The Pure Food and Drug Act was enacted in 1906 in response, in large part, to unscrupulous marketing of adulterated foods and of patent medicines lacking in efficacy and often containing addictive or harmful substances. Subsequent additions to the food and drug laws have attempted to insure that therapeutic claims for products are backed by scientific proof of safety and efficacy.

Anyone who recently has opened a magazine or watched television, however, is aware of a range of new product claims for a class of substances that are neither foods nor drugs. Dubbed "nutraceuticals" by Stephen DeFelice, M.D., they defy traditional FDA categorization and regulation. Estimates of current sales of these products exceed $30 billion per year. Sales of one segment of this market alone - so-called dietary supplements account for $12 billion annually.

The Rise of Alternative Medicine
These products are part of a growing interest in alternative medicine, which in turn reflects disenchantment with traditional medical services. This is due to a number of factors, including the corruption by managed care of the classic patient-physician relationship, frustration at the inability of modern scientific medicine to overcome diseases such as cancer, and an increase in patient outspokenness and access to medical information. A few managed care plans cover some forms of alternative medicine in the hope that patients will select them as less expensive treatment options. The National Institutes of Health (NIH) established an Office of Alternative Medicine in 1992. Congress has just elevated this to a Center for Complementary and Alternative Medicine with a $50 million a year budget.

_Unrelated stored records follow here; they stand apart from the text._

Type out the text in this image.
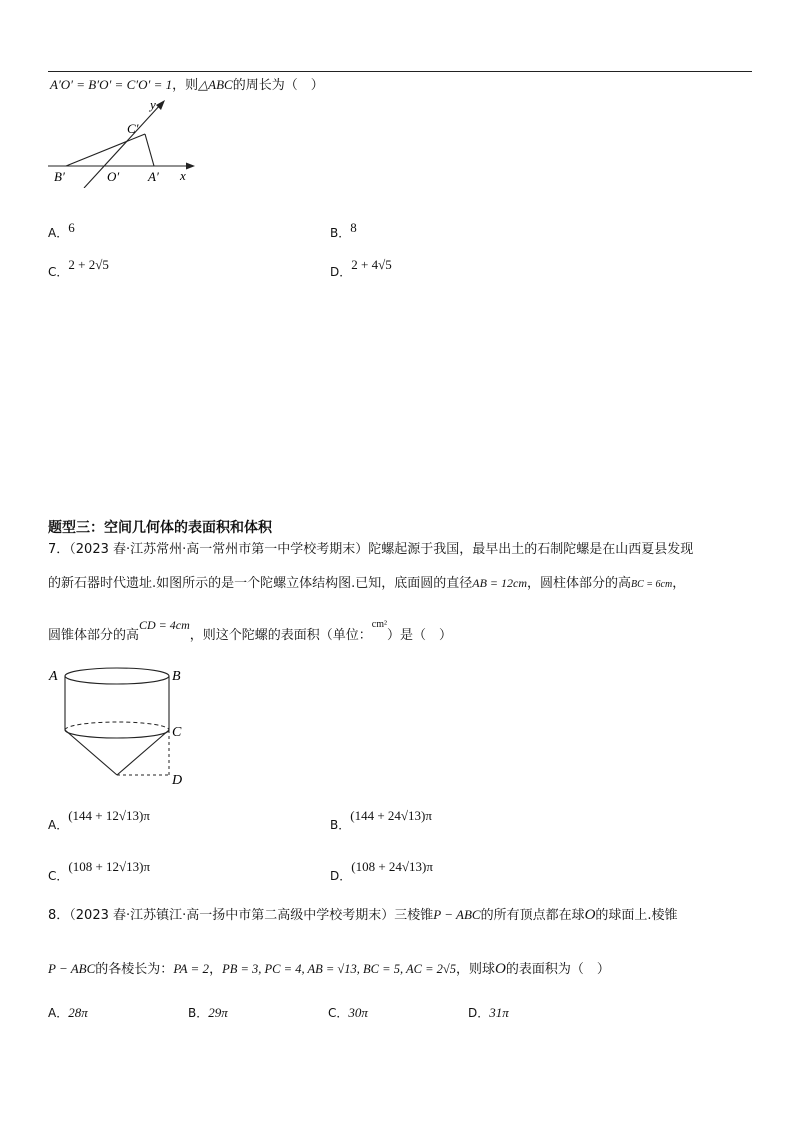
A′O′ = B′O′ = C′O′ = 1，则△ABC的周长为（　）
y
x
C′
B′	O′ A′
A．6	B．8
C．2 + 2√5	D．2 + 4√5
题型三：空间几何体的表面积和体积
7．（2023 春·江苏常州·高一常州市第一中学校考期末）陀螺起源于我国，最早出土的石制陀螺是在山西夏县发现
的新石器时代遗址.如图所示的是一个陀螺立体结构图.已知，底面圆的直径AB = 12cm，圆柱体部分的高BC = 6cm，
圆锥体部分的高CD = 4cm，则这个陀螺的表面积（单位：$^{cm^2}$）是（　）
A	B
C
D
A．(144 + 12√13)π
B．(144 + 24√13)π
C．(108 + 12√13)π
D．(108 + 24√13)π
8．（2023 春·江苏镇江·高一扬中市第二高级中学校考期末）三棱锥P − ABC的所有顶点都在球O的球面上.棱锥
P − ABC的各棱长为：PA = 2，PB = 3, PC = 4, AB = √13, BC = 5, AC = 2√5，则球O的表面积为（　）
A．28π	B．29π	C．30π	D．31π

Within the realm of alternative medicine, nutraceuticals represent one of the boldest challenges to government regulation. Historically, the FDA took the position that a product that made health claims was a drug. Beginning in 1976, vitamins and minerals were exempted from regulation as drugs, but only so long as they did not make health claims. Then, in the early 1980s, studies began to show that certain food ingredients, such as fiber, provided specific benefits to health. Food manufacturers wanted to proclaim these benefits to consumers without having to obtain drug approval. The FDA wrestled with this problem until Congress passed the Nutrition Labeling and Education Act of 1990. This law authorized the FDA to issue regulations permitting certain health claims for foods, which led the agency to allow claims associating low levels of calcium with osteoporosis, dietary fats with cancer and cholesterol with heart disease.

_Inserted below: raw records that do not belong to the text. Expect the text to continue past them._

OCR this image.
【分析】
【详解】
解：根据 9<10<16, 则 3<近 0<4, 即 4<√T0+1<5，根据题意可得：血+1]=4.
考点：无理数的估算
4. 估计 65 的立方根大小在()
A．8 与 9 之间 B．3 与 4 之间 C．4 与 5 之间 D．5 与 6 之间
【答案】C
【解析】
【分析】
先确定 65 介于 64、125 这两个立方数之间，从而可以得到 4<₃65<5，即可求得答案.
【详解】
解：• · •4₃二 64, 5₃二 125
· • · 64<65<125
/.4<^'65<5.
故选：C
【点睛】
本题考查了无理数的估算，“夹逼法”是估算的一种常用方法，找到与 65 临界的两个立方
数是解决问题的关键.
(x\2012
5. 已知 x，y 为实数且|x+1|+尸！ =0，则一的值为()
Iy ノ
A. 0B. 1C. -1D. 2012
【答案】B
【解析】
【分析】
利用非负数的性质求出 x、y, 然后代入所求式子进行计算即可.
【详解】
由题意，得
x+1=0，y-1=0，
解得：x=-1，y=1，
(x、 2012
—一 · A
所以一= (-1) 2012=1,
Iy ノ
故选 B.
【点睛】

After passage of the FDA Modernization Act of 1997, a food could make a health claim without FDA regulatory authority so long as the claim was based on an authoritative statement by a governmental or quasi-governmental scientific body (such as the NIH or the Natinal Academy of Science [NAS]) and the agency was given advanced notice of the manufacturer's intent. This leeway did not apply to dietary supplements, however.

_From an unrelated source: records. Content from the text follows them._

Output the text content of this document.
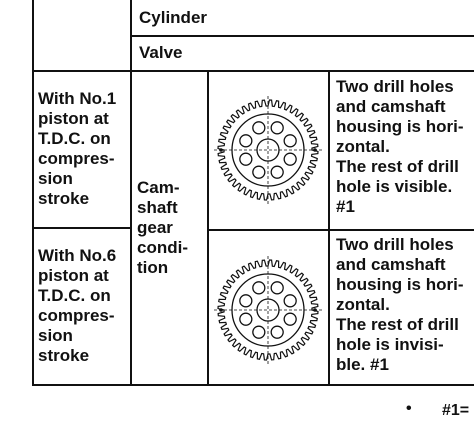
Cylinder
Valve
With No.1
piston at
T.D.C. on
compres-
sion
stroke
With No.6
piston at
T.D.C. on
compres-
sion
stroke
Cam-
shaft
gear
condi-
tion
Two drill holes
and camshaft
housing is hori-
zontal.
The rest of drill
hole is visible.
#1
Two drill holes
and camshaft
housing is hori-
zontal.
The rest of drill
hole is invisi-
ble. #1
• #1=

So, in 1994, Congress passed the Dietary Supplement Health and Education Act. Dietary supplements without drug approval can make so-called "structure/function" claims, such as "Vitamin A promotes good vision" or "St. Johns Wort maintains emotional well-being," so long as the label bears a disclaimer that the claim has not been evaluated by the FDA and that the product is not intended to diagnose, treat, cure or prevent disease. Until recently, dietary supplements could not make overt health claims (e.g., "Vitamin A prevents, cures or treats poor vision" or that "St. Johns Wort cures or treats depression") unless the FDA specifically permitted such a claim (as it has in the case of folic acid and the prevention of neural tube defects in babies).

Is the FDA Dropping the Ball?
Pearson v. Shalala (D. C. Cir. No. 98-5043, January 15, 1999), held that the FDA must allow a dietary supplement to make a health claim without it being based on an authoritative statement so long as the label bears an appropriate disclaimer.

These developments have some important consequences for doctors and patients. It becomes all the more incumbent for the doctor to provide accurate scientific information about these products to patients, particularly since patients may come to expect physicians to describe these products as alternatives to approved drugs. If the physician recommends a dietary supplement instead of an approved drug, the physician must be aware of the liability risk that the patient's health will suffer and that the patient will sue for malpractice.

Because dietary supplement products can not be patented and thus marketed as unique products, there is little incentive for manufacturers to spend the millions of dollars necessary to conduct large-scale clinical trials to substantiate any health claim they make about the product. To remedy this situation, it has been suggested that the manufacturer be given a period of exclusivity for the use of a health claim if the manufacturer conducts successful clinical trials to substantiate the claim. For example, a manufacturer that demonstrated that a dietary supplement successfully treated depression would be the only company allowed to make that claim on a product label for a certain amount of time. It remains to be seen if Congress will adopt such an approach and, if so, if it will spur a substantial number of clinical investigations that satisfy rigorous scientific standards. Otherwise, you, the consumer, should remember the slogan, Buyer Beware.